A large group of parents and faculty members gathered to watch the film and talk about gender inclusivity in small groups, and as a larger group. Head of The Hamlin School, Wanda M. Holland Greene facilitated the session with care and compassion.

The following were some of the key ideas that surfaced from the both the film and dialogue:

-Being inclusive doesn’t mean just inviting people; you have to work at it.

-Gender is not about biological parts; a person gets to decide their gender.

-At Hamlin there is a space for girls with all sorts of gender expression.

-Students don’t have to follow rules around masculine and feminine stereotypes, such as favorite color choices, types of dress, and free time activities.

-Many students (in general) are not binary in terms of gender, they often have aspects of their identities that are masculine, feminine, or neither.

-When thinking about gender inclusivity, it is important for schools to create an environment where students are safe and seen.

-“Hamlin provides a supportive and nonjudgmental environment for my daughter.”

To learn more about the film and topic, please visit: https://www.genderspectrum.org/creating-gender-inclusive-schools/

 

 

Grade 6 Partners with OneProsper in India

OneProsper International is working to empower girls in the Thar Desert of Rajasthan, India to break the cycle of poverty. Our solution brings clean water, education and better nutrition to underprivileged girls living in the Thar Desert. We recognize that a girl in India faces many obstacles before she can earn an education. OneProsper takes a holistic approach to solve the crisis of female literacy.

Grade 6 social studies students are studying the eastern hemisphere and the issue of water scarcity in countries like India. As part of their learning experience they are focusing on the struggle of women in the northern Thar Desert where resources are scarce, forcing girls to forgo school in order to walk long distances to get water for their families. This spring our OneProsper partnership continues for a 3rd year with students doing individual fundraising to assist women and girls in India. (The above photo shows a girl who has benefited from our partnership).

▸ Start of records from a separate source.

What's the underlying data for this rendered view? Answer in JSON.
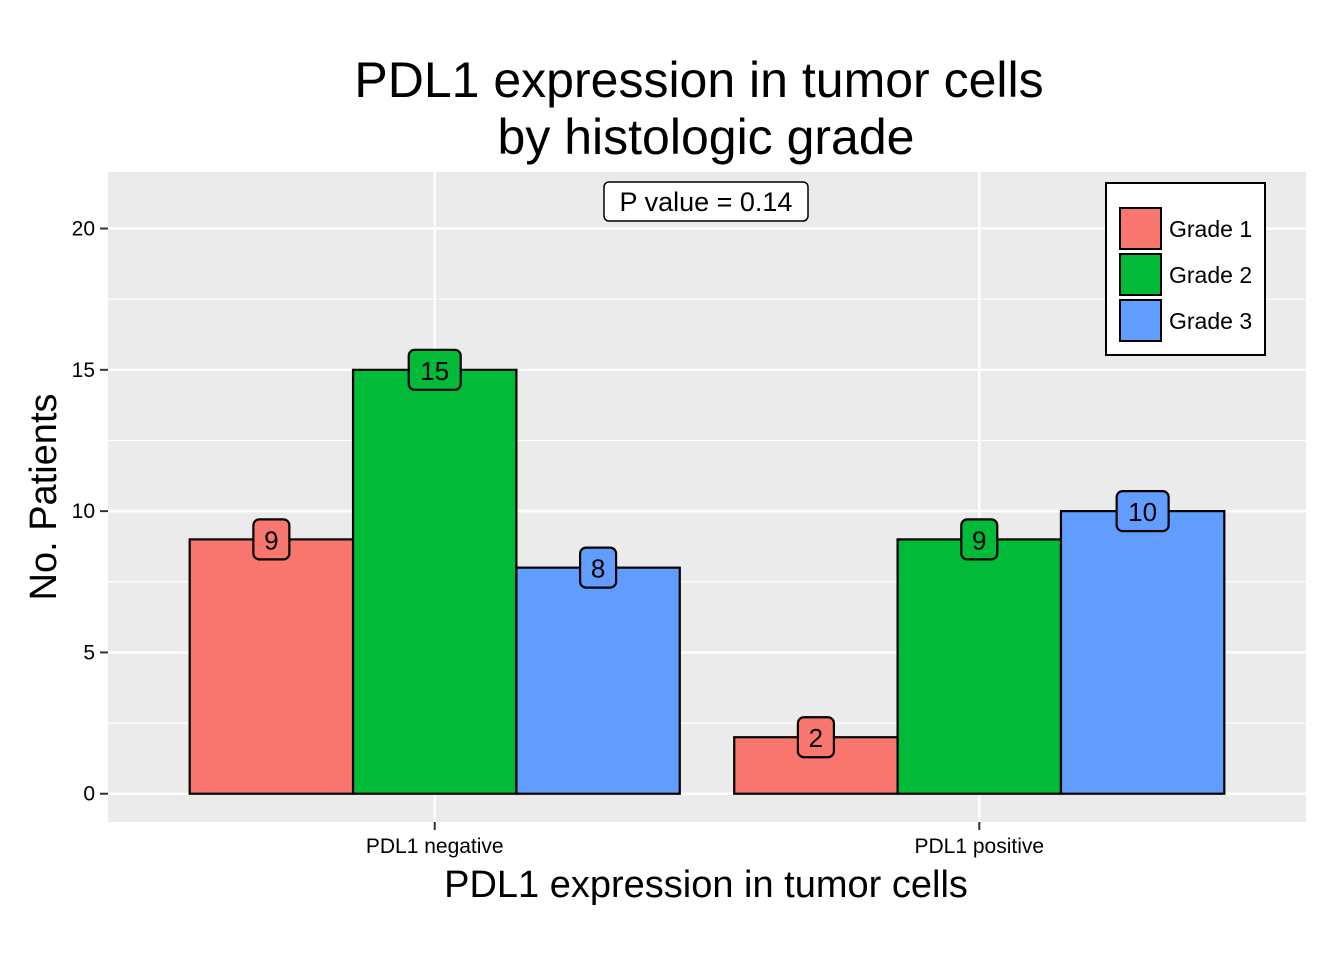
{
  "chart_data": {
    "type": "bar",
    "title": [
      "PDL1 expression in tumor cells",
      "by histologic grade"
    ],
    "xlabel": "PDL1 expression in tumor cells",
    "ylabel": "No. Patients",
    "categories": [
      "PDL1 negative",
      "PDL1 positive"
    ],
    "series": [
      {
        "name": "Grade 1",
        "values": [
          9,
          2
        ],
        "color": "#F8766D"
      },
      {
        "name": "Grade 2",
        "values": [
          15,
          9
        ],
        "color": "#00BA38"
      },
      {
        "name": "Grade 3",
        "values": [
          8,
          10
        ],
        "color": "#619CFF"
      }
    ],
    "ylim": [
      -1,
      22
    ],
    "yticks": [
      0,
      5,
      10,
      15,
      20
    ],
    "annotation": "P value = 0.14",
    "legend_position": "top-right",
    "grid": true,
    "panel_background": "#EBEBEB",
    "grid_color": "#FFFFFF"
  }
}
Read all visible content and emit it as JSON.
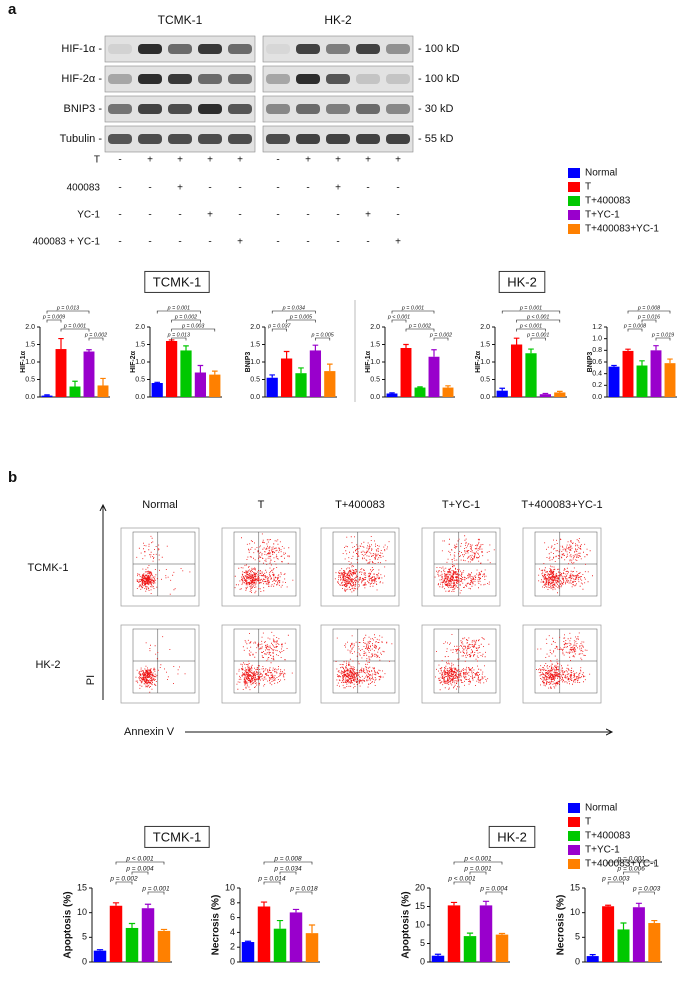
{
  "panel_labels": [
    "a",
    "b"
  ],
  "blot": {
    "cell_lines": [
      "TCMK-1",
      "HK-2"
    ],
    "proteins": [
      "HIF-1α -",
      "HIF-2α -",
      "BNIP3 -",
      "Tubulin -"
    ],
    "sizes": [
      "- 100 kD",
      "- 100 kD",
      "- 30 kD",
      "- 55 kD"
    ]
  },
  "treatments": {
    "rows": [
      {
        "label": "T",
        "cells": [
          "-",
          "+",
          "+",
          "+",
          "+",
          "-",
          "+",
          "+",
          "+",
          "+"
        ]
      },
      {
        "label": "400083",
        "cells": [
          "-",
          "-",
          "+",
          "-",
          "-",
          "-",
          "-",
          "+",
          "-",
          "-"
        ]
      },
      {
        "label": "YC-1",
        "cells": [
          "-",
          "-",
          "-",
          "+",
          "-",
          "-",
          "-",
          "-",
          "+",
          "-"
        ]
      },
      {
        "label": "400083 + YC-1",
        "cells": [
          "-",
          "-",
          "-",
          "-",
          "+",
          "-",
          "-",
          "-",
          "-",
          "+"
        ]
      }
    ]
  },
  "legends": [
    [
      {
        "name": "Normal",
        "color": "#0000ff"
      },
      {
        "name": "T",
        "color": "#ff0000"
      },
      {
        "name": "T+400083",
        "color": "#00c800"
      },
      {
        "name": "T+YC-1",
        "color": "#9900cc"
      },
      {
        "name": "T+400083+YC-1",
        "color": "#ff8000"
      }
    ],
    [
      {
        "name": "Normal",
        "color": "#0000ff"
      },
      {
        "name": "T",
        "color": "#ff0000"
      },
      {
        "name": "T+400083",
        "color": "#00c800"
      },
      {
        "name": "T+YC-1",
        "color": "#9900cc"
      },
      {
        "name": "T+400083+YC-1",
        "color": "#ff8000"
      }
    ]
  ],
  "group_titles": [
    "TCMK-1",
    "HK-2",
    "TCMK-1",
    "HK-2"
  ],
  "flow": {
    "columns": [
      "Normal",
      "T",
      "T+400083",
      "T+YC-1",
      "T+400083+YC-1"
    ],
    "rows": [
      "TCMK-1",
      "HK-2"
    ],
    "y_axis": "PI",
    "x_axis": "Annexin V"
  },
  "chart_data": [
    {
      "type": "bar",
      "ylabel": "HIF-1α",
      "values": [
        0.04,
        1.37,
        0.3,
        1.3,
        0.33
      ],
      "errors": [
        0.02,
        0.3,
        0.15,
        0.05,
        0.2
      ],
      "ylim": [
        0,
        2
      ],
      "yticks": [
        {
          "value": 0,
          "label": "0.0"
        },
        0.5,
        {
          "value": 1,
          "label": "1.0"
        },
        1.5,
        {
          "value": 2,
          "label": "2.0"
        }
      ],
      "annotations": [
        {
          "label": "p = 0.013",
          "between": [
            0,
            3
          ]
        },
        {
          "label": "p = 0.009",
          "between": [
            0,
            1
          ]
        },
        {
          "label": "p = 0.001",
          "between": [
            1,
            3
          ]
        },
        {
          "label": "p = 0.002",
          "between": [
            3,
            4
          ]
        }
      ]
    },
    {
      "type": "bar",
      "ylabel": "HIF-2α",
      "values": [
        0.4,
        1.6,
        1.33,
        0.7,
        0.64
      ],
      "errors": [
        0.02,
        0.03,
        0.13,
        0.2,
        0.1
      ],
      "ylim": [
        0,
        2
      ],
      "yticks": [
        {
          "value": 0,
          "label": "0.0"
        },
        0.5,
        {
          "value": 1,
          "label": "1.0"
        },
        1.5,
        {
          "value": 2,
          "label": "2.0"
        }
      ],
      "annotations": [
        {
          "label": "p = 0.001",
          "between": [
            0,
            3
          ]
        },
        {
          "label": "p = 0.002",
          "between": [
            1,
            3
          ]
        },
        {
          "label": "p = 0.003",
          "between": [
            1,
            4
          ]
        },
        {
          "label": "p = 0.013",
          "between": [
            1,
            2
          ]
        }
      ]
    },
    {
      "type": "bar",
      "ylabel": "BNIP3",
      "values": [
        0.55,
        1.1,
        0.68,
        1.33,
        0.74
      ],
      "errors": [
        0.08,
        0.2,
        0.15,
        0.15,
        0.2
      ],
      "ylim": [
        0,
        2
      ],
      "yticks": [
        {
          "value": 0,
          "label": "0.0"
        },
        0.5,
        {
          "value": 1,
          "label": "1.0"
        },
        1.5,
        {
          "value": 2,
          "label": "2.0"
        }
      ],
      "annotations": [
        {
          "label": "p = 0.034",
          "between": [
            0,
            3
          ]
        },
        {
          "label": "p = 0.005",
          "between": [
            1,
            3
          ]
        },
        {
          "label": "p = 0.037",
          "between": [
            0,
            1
          ]
        },
        {
          "label": "p = 0.005",
          "between": [
            3,
            4
          ]
        }
      ]
    },
    {
      "type": "bar",
      "ylabel": "HIF-1α",
      "values": [
        0.1,
        1.4,
        0.27,
        1.15,
        0.27
      ],
      "errors": [
        0.02,
        0.1,
        0.02,
        0.2,
        0.05
      ],
      "ylim": [
        0,
        2
      ],
      "yticks": [
        {
          "value": 0,
          "label": "0.0"
        },
        0.5,
        {
          "value": 1,
          "label": "1.0"
        },
        1.5,
        {
          "value": 2,
          "label": "2.0"
        }
      ],
      "annotations": [
        {
          "label": "p = 0.001",
          "between": [
            0,
            3
          ]
        },
        {
          "label": "p < 0.001",
          "between": [
            0,
            1
          ]
        },
        {
          "label": "p = 0.002",
          "between": [
            1,
            3
          ]
        },
        {
          "label": "p = 0.002",
          "between": [
            3,
            4
          ]
        }
      ]
    },
    {
      "type": "bar",
      "ylabel": "HIF-2α",
      "values": [
        0.18,
        1.5,
        1.25,
        0.08,
        0.13
      ],
      "errors": [
        0.07,
        0.18,
        0.12,
        0.02,
        0.03
      ],
      "ylim": [
        0,
        2
      ],
      "yticks": [
        {
          "value": 0,
          "label": "0.0"
        },
        0.5,
        {
          "value": 1,
          "label": "1.0"
        },
        1.5,
        {
          "value": 2,
          "label": "2.0"
        }
      ],
      "annotations": [
        {
          "label": "p = 0.001",
          "between": [
            0,
            4
          ]
        },
        {
          "label": "p < 0.001",
          "between": [
            1,
            4
          ]
        },
        {
          "label": "p < 0.001",
          "between": [
            1,
            3
          ]
        },
        {
          "label": "p = 0.001",
          "between": [
            2,
            3
          ]
        }
      ]
    },
    {
      "type": "bar",
      "ylabel": "BNIP3",
      "values": [
        0.52,
        0.79,
        0.54,
        0.8,
        0.58
      ],
      "errors": [
        0.02,
        0.03,
        0.08,
        0.08,
        0.07
      ],
      "ylim": [
        0,
        1.2
      ],
      "yticks": [
        {
          "value": 0,
          "label": "0.0"
        },
        0.2,
        0.4,
        0.6,
        0.8,
        {
          "value": 1,
          "label": "1.0"
        },
        1.2
      ],
      "annotations": [
        {
          "label": "p = 0.008",
          "between": [
            1,
            4
          ]
        },
        {
          "label": "p = 0.016",
          "between": [
            2,
            3
          ]
        },
        {
          "label": "p = 0.008",
          "between": [
            1,
            2
          ]
        },
        {
          "label": "p = 0.019",
          "between": [
            3,
            4
          ]
        }
      ]
    },
    {
      "type": "bar",
      "ylabel": "Apoptosis (%)",
      "values": [
        2.3,
        11.4,
        6.9,
        10.9,
        6.3
      ],
      "errors": [
        0.2,
        0.6,
        0.9,
        0.8,
        0.3
      ],
      "ylim": [
        0,
        15
      ],
      "yticks": [
        0,
        5,
        10,
        15
      ],
      "annotations": [
        {
          "label": "p < 0.001",
          "between": [
            1,
            4
          ]
        },
        {
          "label": "p = 0.004",
          "between": [
            2,
            3
          ]
        },
        {
          "label": "p = 0.002",
          "between": [
            1,
            2
          ]
        },
        {
          "label": "p = 0.001",
          "between": [
            3,
            4
          ]
        }
      ]
    },
    {
      "type": "bar",
      "ylabel": "Necrosis (%)",
      "values": [
        2.7,
        7.5,
        4.5,
        6.7,
        3.9
      ],
      "errors": [
        0.1,
        0.6,
        1.1,
        0.4,
        1.1
      ],
      "ylim": [
        0,
        10
      ],
      "yticks": [
        0,
        2,
        4,
        6,
        8,
        10
      ],
      "annotations": [
        {
          "label": "p = 0.008",
          "between": [
            1,
            4
          ]
        },
        {
          "label": "p = 0.034",
          "between": [
            2,
            3
          ]
        },
        {
          "label": "p = 0.014",
          "between": [
            1,
            2
          ]
        },
        {
          "label": "p = 0.018",
          "between": [
            3,
            4
          ]
        }
      ]
    },
    {
      "type": "bar",
      "ylabel": "Apoptosis (%)",
      "values": [
        1.7,
        15.3,
        7.0,
        15.3,
        7.4
      ],
      "errors": [
        0.4,
        0.8,
        0.8,
        1.1,
        0.3
      ],
      "ylim": [
        0,
        20
      ],
      "yticks": [
        0,
        5,
        10,
        15,
        20
      ],
      "annotations": [
        {
          "label": "p < 0.001",
          "between": [
            1,
            4
          ]
        },
        {
          "label": "p = 0.001",
          "between": [
            2,
            3
          ]
        },
        {
          "label": "p < 0.001",
          "between": [
            1,
            2
          ]
        },
        {
          "label": "p = 0.004",
          "between": [
            3,
            4
          ]
        }
      ]
    },
    {
      "type": "bar",
      "ylabel": "Necrosis (%)",
      "values": [
        1.2,
        11.3,
        6.6,
        11.1,
        7.9
      ],
      "errors": [
        0.3,
        0.2,
        1.3,
        0.8,
        0.5
      ],
      "ylim": [
        0,
        15
      ],
      "yticks": [
        0,
        5,
        10,
        15
      ],
      "annotations": [
        {
          "label": "p = 0.001",
          "between": [
            1,
            4
          ]
        },
        {
          "label": "p = 0.006",
          "between": [
            2,
            3
          ]
        },
        {
          "label": "p = 0.003",
          "between": [
            1,
            2
          ]
        },
        {
          "label": "p = 0.003",
          "between": [
            3,
            4
          ]
        }
      ]
    }
  ]
}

Below is an update from One Prosper’s Founder, Raju Agarwal.

Thanks (in part) to the generous donation of the Hamlin Class of 2020 in 2018, 100 disadvantaged girls in the Thar Desert of India will start going to school in July 2019, at the start of the next school year.

We are currently in the process of constructing taankas (rainwater harvesting tanks) and khadins (farming dykes) for each of the 50 selected families (100 girls).

Taanka construction will be completed by end of April.  As a result, 100 girls will be freed from water collection. Khadin construction will be completed by end of June.

In June, 100 girls will receive bicycles, school uniforms, and school supplies. And, their mothers will receive biosand water filters and seeds and training to plant crops.

To learn more about One Prosper, please visit: https://www.oneprosper.org/

Hamlin Welcomes Nthabiseng Lizzy Matsetela

During most of March, South African teacher, Ms. Nthabiseng Lizzy Matsetela will be sharing her talents with our Hamlin students and faculty as part of the program Teach With Africa. Ms. Matsetela is especially focused on instilling a love of math in her students. Ms. Matsetela is partnered with Hamlin teacher, Gillian Curran. Hamlin has participated with Teach With Africa for several years and always welcomes the cross-cultural exchange of ideas and friendship.

Teach With Africa is a non-profit organization empowering students and teachers in a reciprocal exchange of teaching and learning in Africa and the United States. Teach With Africa seeks to reduce the embedded inequities in our societies by working to provide access to quality education in order to transform children’s lives, schools and communities.

Ms. Matsetela shares:

My name is Nthabiseng Lizzy Matsetela; I was born and bred in Limpopo province, and currently live in Johannesburg. I’m studying for my B.Ed. with University of South Africa (UNISA) and am in my second year. I want to be a teacher because I believe I have all the qualities needed to be a teacher and a role model. I enjoy reading inspirational books. I also enjoy exercising and sharing information either by teaching or by having positive conversations.